July 12, 2016
CNAS Press Note: The Permanent Court of Arbitration Rules on the South China Sea
Washington, July 12 – Following the Permanent Court of Arbitration’s ruling that China’s expansive claims, island building, and coercive activities in the South Chine Sea are unlawful, Center for a New American Security (CNAS) Asia-Pacific Security Program Director Patrick Cronin, Asia-Pacific Security Program Senior Fellow Mira Rapp-Hooper, and Asia-Pacific Security Program Research Associate Harry Krejsa have written a new Press Note, “The Permanent Court of Arbitration Rules on the South China Sea.”
The full Press Note is below:
The ruling handed down from the Permanent Court of Arbitration today is a landmark statement on the primacy of the UN Convention on the Law of the Sea (UNCLOS). On its basis, the arbitrators declared China's expansive Nine-Dash Line claim to the majority of the South China Sea to be unlawful.
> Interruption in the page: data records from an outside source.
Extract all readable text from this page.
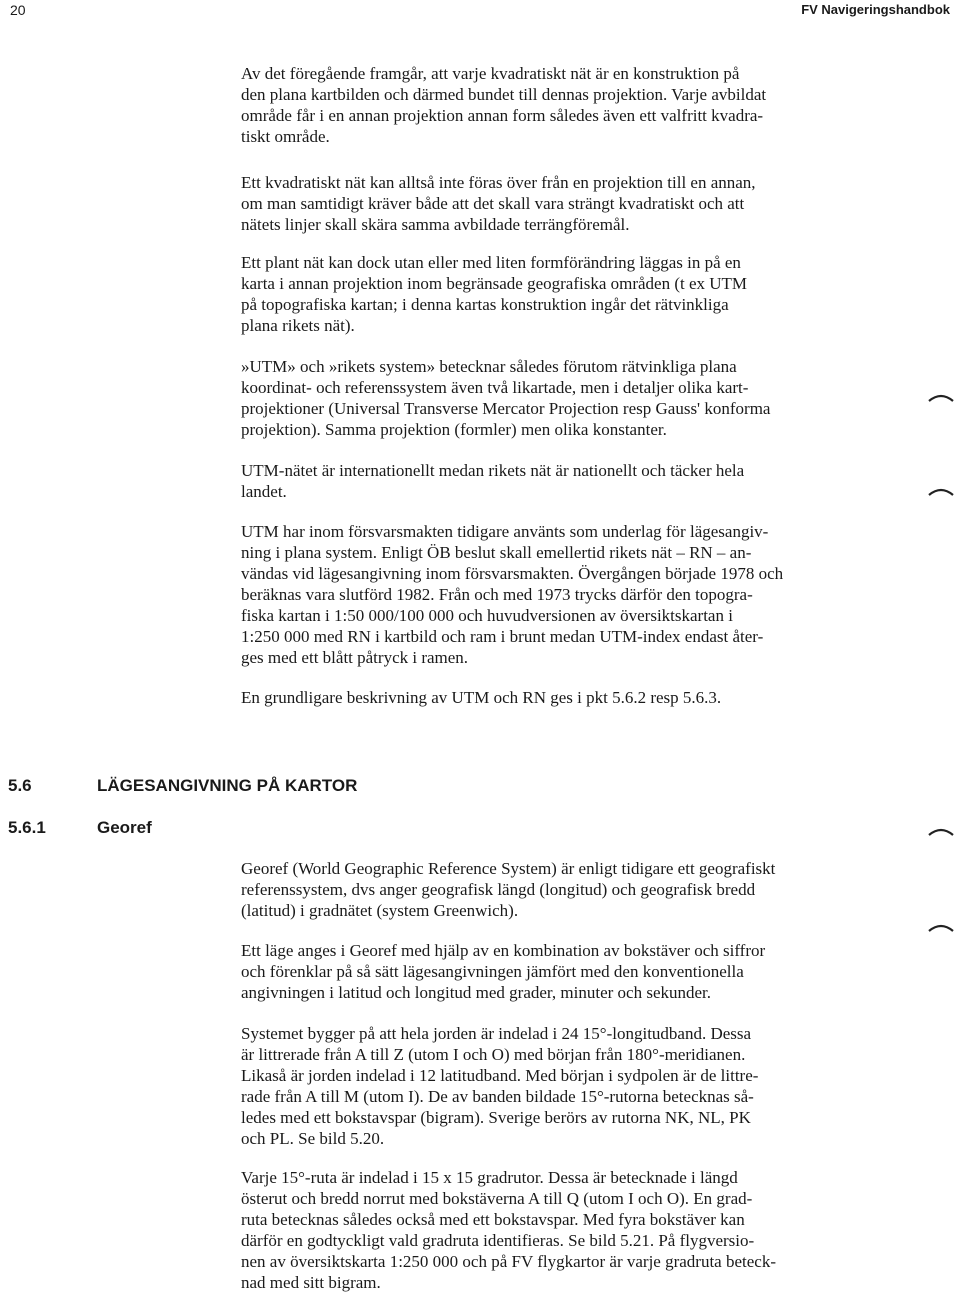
20	FV Navigeringshandbok
Av det föregående framgår, att varje kvadratiskt nät är en konstruktion på
den plana kartbilden och därmed bundet till dennas projektion. Varje avbildat
område får i en annan projektion annan form således även ett valfritt kvadra-
tiskt område.
Ett kvadratiskt nät kan alltså inte föras över från en projektion till en annan,
om man samtidigt kräver både att det skall vara strängt kvadratiskt och att
nätets linjer skall skära samma avbildade terrängföremål.
Ett plant nät kan dock utan eller med liten formförändring läggas in på en
karta i annan projektion inom begränsade geografiska områden (t ex UTM
på topografiska kartan; i denna kartas konstruktion ingår det rätvinkliga
plana rikets nät).
»UTM» och »rikets system» betecknar således förutom rätvinkliga plana
koordinat- och referenssystem även två likartade, men i detaljer olika kart-
projektioner (Universal Transverse Mercator Projection resp Gauss' konforma
projektion). Samma projektion (formler) men olika konstanter.
UTM-nätet är internationellt medan rikets nät är nationellt och täcker hela
landet.
UTM har inom försvarsmakten tidigare använts som underlag för lägesangiv-
ning i plana system. Enligt ÖB beslut skall emellertid rikets nät – RN – an-
vändas vid lägesangivning inom försvarsmakten. Övergången började 1978 och
beräknas vara slutförd 1982. Från och med 1973 trycks därför den topogra-
fiska kartan i 1:50 000/100 000 och huvudversionen av översiktskartan i
1:250 000 med RN i kartbild och ram i brunt medan UTM-index endast åter-
ges med ett blått påtryck i ramen.
En grundligare beskrivning av UTM och RN ges i pkt 5.6.2 resp 5.6.3.
5.6	LÄGESANGIVNING PÅ KARTOR
5.6.1	Georef
Georef (World Geographic Reference System) är enligt tidigare ett geografiskt
referenssystem, dvs anger geografisk längd (longitud) och geografisk bredd
(latitud) i gradnätet (system Greenwich).
Ett läge anges i Georef med hjälp av en kombination av bokstäver och siffror
och förenklar på så sätt lägesangivningen jämfört med den konventionella
angivningen i latitud och longitud med grader, minuter och sekunder.
Systemet bygger på att hela jorden är indelad i 24 15°-longitudband. Dessa
är littrerade från A till Z (utom I och O) med början från 180°-meridianen.
Likaså är jorden indelad i 12 latitudband. Med början i sydpolen är de littre-
rade från A till M (utom I). De av banden bildade 15°-rutorna betecknas så-
ledes med ett bokstavspar (bigram). Sverige berörs av rutorna NK, NL, PK
och PL. Se bild 5.20.
Varje 15°-ruta är indelad i 15 x 15 gradrutor. Dessa är betecknade i längd
österut och bredd norrut med bokstäverna A till Q (utom I och O). En grad-
ruta betecknas således också med ett bokstavspar. Med fyra bokstäver kan
därför en godtyckligt vald gradruta identifieras. Se bild 5.21. På flygversio-
nen av översiktskarta 1:250 000 och på FV flygkartor är varje gradruta beteck-
nad med sitt bigram.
It further rebuked China for aggravating tensions through assertive maneuvers, denying the Philippines access to shared historic fishing grounds, and engaging in provocative artificial island building. Finally, the court determined that none of the Spratly Islands meet the UNCLOS standard for island entitlements, and therefore neither individually nor collectively warrant 200 nautical mile exclusive economic zones (EEZ). Now it is up to the other claimant states, the region, and the international community to help enforce this milestone judgment. China must be persuaded to eventually do the right thing and comply with an international law it has voluntarily signed and ratified.
The legal issues decided at The Hague today include:
China’s Nine-Dash Line: A boundary Beijing claims based on "historic rights," the Nine-Dash Line encompasses the majority of the South China Sea. China’s claimed boundary was found to have no legal basis under UNCLOS, which upon implementation subsumed all previous maritime claims.
The status of mid-ocean features: The legal definition of reefs, rocks, and islands under UNCLOS, including their legal entitlements to territorial seas or exclusive economic zones, received substantial clarity. The court found that such entitlements had to be based on natural conditions, not Chinese augmentations, and that none of the Spratly Islands were afforded EEZs—including Itu Aba, the area’s largest natural feature. Consequently, regardless of who exercises sovereignty over the Spratlys, there is no Chinese EEZ overlapping with and reducing the Philippine EEZ.
Chinese coercive actions and island-building: Chinese land reclamation and law enforcement activities were broadly declared unlawful. The court found Beijing was aggravating the dispute, illegally preventing the Philippines from exercising their sovereign rights, and simultaneously violating China’s obligations to protect the marine environment.